4. A frame rail structure according to claim 3, wherein:

a plurality of reinforcing plates (201) are arranged on the main body section (20 a) at intervals, and each reinforcing plate (201) is perpendicular to the cross beam (2) and arranged above the groove (200) and connected with the top arc sections (41) on two sides of the groove (200).

5. A frame rail structure according to claim 3, wherein:

the radii of the main arc section (40), the groove arc section (42) and the top arc section (41) are gradually reduced.

6. The frame rail structure of claim 5, wherein:

the radius of the groove arc segment (42) is 0.3-0.5 times of the radius of the main arc segment (40);

and/or the radius of the top arc segment (41) is 0.15-0.3 times of the radius of the main arc segment (40).

7. The frame rail structure of any one of claims 1 to 6, wherein:

the bottom of the body (20) is provided with a first mounting frame (22), and/or the side part of the body (20) is provided with a second mounting frame (23).

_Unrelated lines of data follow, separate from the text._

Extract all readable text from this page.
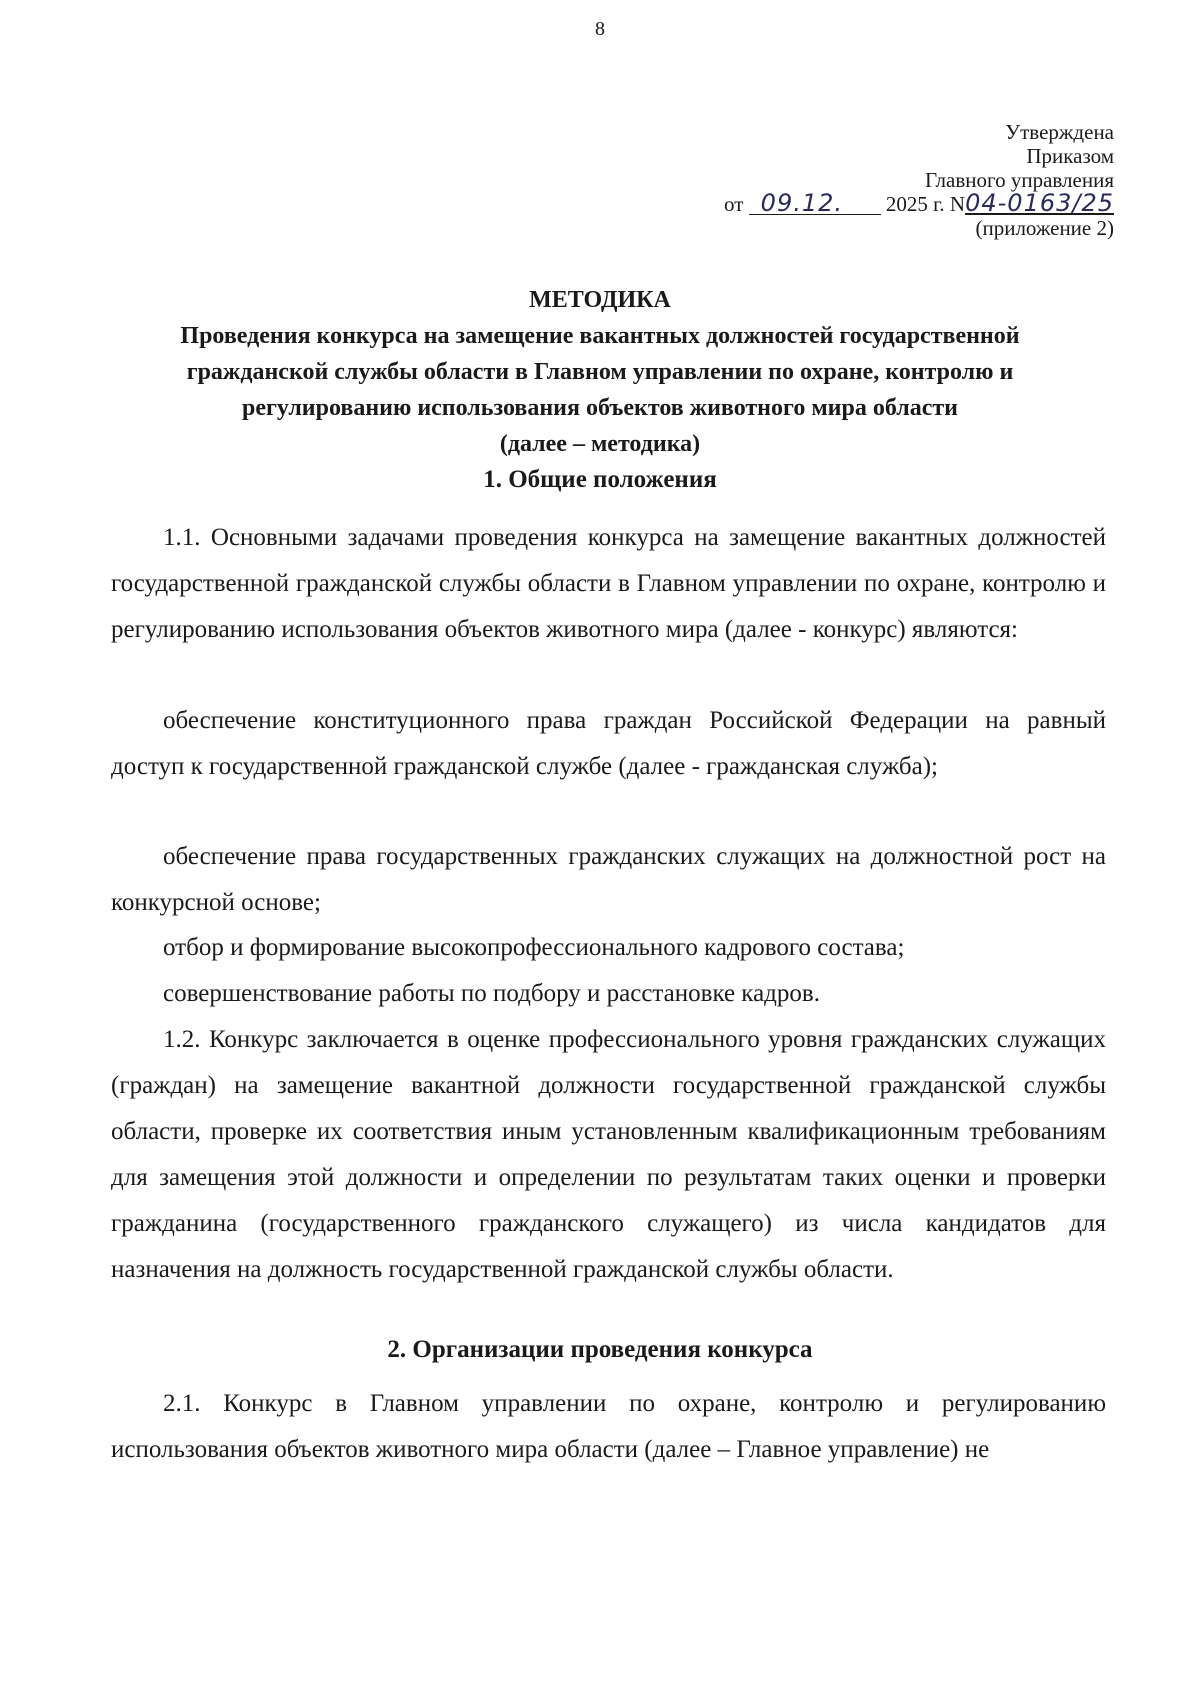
8
Утверждена
Приказом
Главного управления
от 09.12. 2025 г. N04-0163/25
(приложение 2)
МЕТОДИКА
Проведения конкурса на замещение вакантных должностей государственной
гражданской службы области в Главном управлении по охране, контролю и
регулированию использования объектов животного мира области
(далее – методика)
1. Общие положения

1.1. Основными задачами проведения конкурса на замещение вакантных должностей государственной гражданской службы области в Главном управлении по охране, контролю и регулированию использования объектов животного мира (далее - конкурс) являются:

обеспечение конституционного права граждан Российской Федерации на равный доступ к государственной гражданской службе (далее - гражданская служба);

обеспечение права государственных гражданских служащих на должностной рост на конкурсной основе;

отбор и формирование высокопрофессионального кадрового состава;

совершенствование работы по подбору и расстановке кадров.

1.2. Конкурс заключается в оценке профессионального уровня гражданских служащих (граждан) на замещение вакантной должности государственной гражданской службы области, проверке их соответствия иным установленным квалификационным требованиям для замещения этой должности и определении по результатам таких оценки и проверки гражданина (государственного гражданского служащего) из числа кандидатов для назначения на должность государственной гражданской службы области.

2. Организации проведения конкурса

2.1. Конкурс в Главном управлении по охране, контролю и регулированию использования объектов животного мира области (далее – Главное управление) не
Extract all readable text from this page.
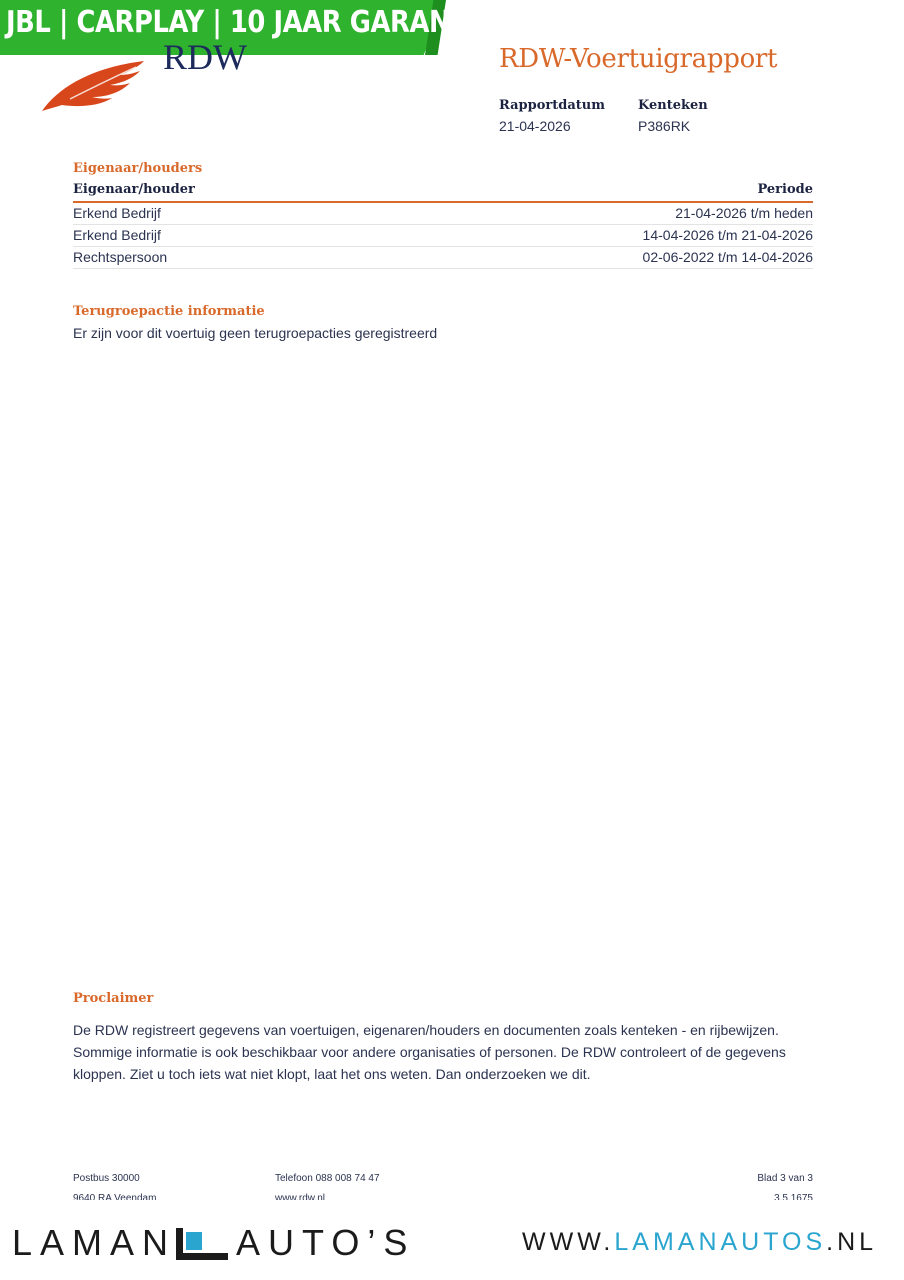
JBL | CARPLAY | 10 JAAR GARANTIE
RDW	RDW-Voertuigrapport
Rapportdatum
21-04-2026
Kenteken
P386RK
Eigenaar/houders
Eigenaar/houder	Periode
Erkend Bedrijf	21-04-2026 t/m heden
Erkend Bedrijf	14-04-2026 t/m 21-04-2026
Rechtspersoon	02-06-2022 t/m 14-04-2026
Terugroepactie informatie
Er zijn voor dit voertuig geen terugroepacties geregistreerd
Proclaimer
De RDW registreert gegevens van voertuigen, eigenaren/houders en documenten zoals kenteken - en rijbewijzen. Sommige informatie is ook beschikbaar voor andere organisaties of personen. De RDW controleert of de gegevens kloppen. Ziet u toch iets wat niet klopt, laat het ons weten. Dan onderzoeken we dit.
Postbus 30000	Telefoon 088 008 74 47	Blad 3 van 3
9640 RA Veendam	www.rdw.nl	3.5.1675
LAMAN AUTO’S	WWW.LAMANAUTOS.NL
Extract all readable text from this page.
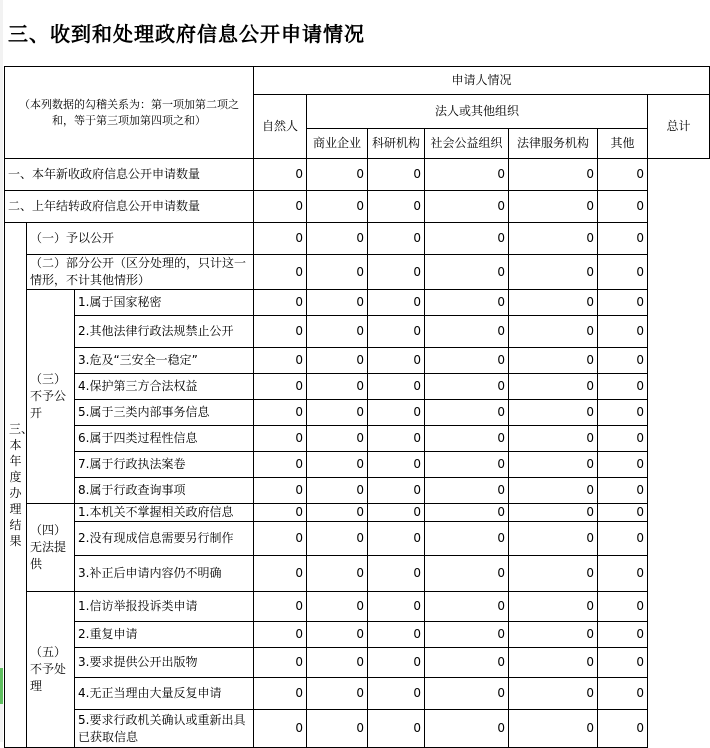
三、收到和处理政府信息公开申请情况
（本列数据的勾稽关系为：第一项加第二项之和，等于第三项加第四项之和）			申请人情况						
			自然人	法人或其他组织					总计
				商业企业	科研机构	社会公益组织	法律服务机构	其他	
一、本年新收政府信息公开申请数量			0	0	0	0	0	0	
二、上年结转政府信息公开申请数量			0	0	0	0	0	0	
三、本年度办理结果	（一）予以公开		0	0	0	0	0	0	
	（二）部分公开（区分处理的，只计这一情形，不计其他情形）		0	0	0	0	0	0	
	（三）不予公开	1.属于国家秘密	0	0	0	0	0	0	
		2.其他法律行政法规禁止公开	0	0	0	0	0	0	
		3.危及“三安全一稳定”	0	0	0	0	0	0	
		4.保护第三方合法权益	0	0	0	0	0	0	
		5.属于三类内部事务信息	0	0	0	0	0	0	
		6.属于四类过程性信息	0	0	0	0	0	0	
		7.属于行政执法案卷	0	0	0	0	0	0	
		8.属于行政查询事项	0	0	0	0	0	0	
	（四）无法提供	1.本机关不掌握相关政府信息	0	0	0	0	0	0	
		2.没有现成信息需要另行制作	0	0	0	0	0	0	
		3.补正后申请内容仍不明确	0	0	0	0	0	0	
	（五）不予处理	1.信访举报投诉类申请	0	0	0	0	0	0	
		2.重复申请	0	0	0	0	0	0	
		3.要求提供公开出版物	0	0	0	0	0	0	
		4.无正当理由大量反复申请	0	0	0	0	0	0	
		5.要求行政机关确认或重新出具已获取信息	0	0	0	0	0	0	
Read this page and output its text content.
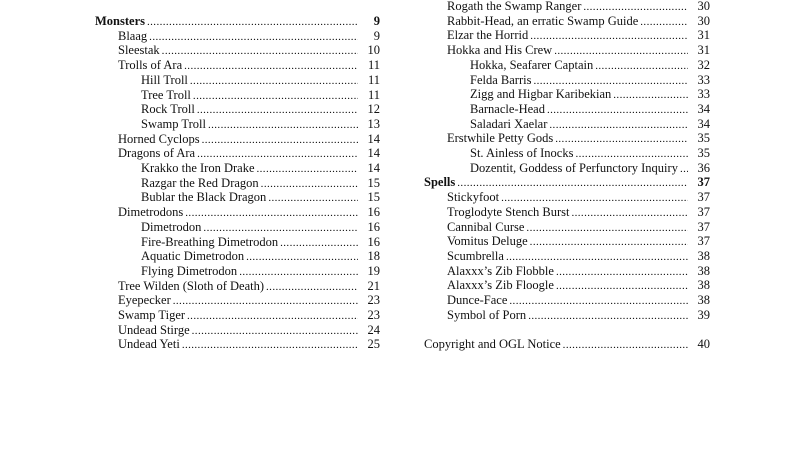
Monsters .....	9
Blaag .....	9
Sleestak .....	10
Trolls of Ara .....	11
Hill Troll .....	11
Tree Troll .....	11
Rock Troll .....	12
Swamp Troll .....	13
Horned Cyclops .....	14
Dragons of Ara .....	14
Krakko the Iron Drake .....	14
Razgar the Red Dragon .....	15
Bublar the Black Dragon .....	15
Dimetrodons .....	16
Dimetrodon .....	16
Fire-Breathing Dimetrodon .....	16
Aquatic Dimetrodon .....	18
Flying Dimetrodon .....	19
Tree Wilden (Sloth of Death) .....	21
Eyepecker .....	23
Swamp Tiger .....	23
Undead Stirge .....	24
Undead Yeti .....	25
Rogath the Swamp Ranger .....	30
Rabbit-Head, an erratic Swamp Guide .....	30
Elzar the Horrid .....	31
Hokka and His Crew .....	31
Hokka, Seafarer Captain .....	32
Felda Barris .....	33
Zigg and Higbar Karibekian .....	33
Barnacle-Head .....	34
Saladari Xaelar .....	34
Erstwhile Petty Gods .....	35
St. Ainless of Inocks .....	35
Dozentit, Goddess of Perfunctory Inquiry .....	36
Spells .....	37
Stickyfoot .....	37
Troglodyte Stench Burst .....	37
Cannibal Curse .....	37
Vomitus Deluge .....	37
Scumbrella .....	38
Alaxxx’s Zib Flobble .....	38
Alaxxx’s Zib Floogle .....	38
Dunce-Face .....	38
Symbol of Porn .....	39
Copyright and OGL Notice .....	40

8. The frame rail structure of any one of claims 1 to 6, wherein:

the connecting plate (21) comprises a base plate (210) and a flanging (211) which is formed at the bottom of the base plate (210) in a bending mode, the body (20) is connected to the base plate (210), the base plate (210) is attached to the inner side of the longitudinal beam, and the flanging (211) is attached to the bottom of the longitudinal beam.

9. A vehicle comprising a body floor assembly (1), and a frame assembly provided below the body floor assembly (1); the method is characterized in that:

the frame assembly employs the frame rail structure of any one of claims 1 to 8.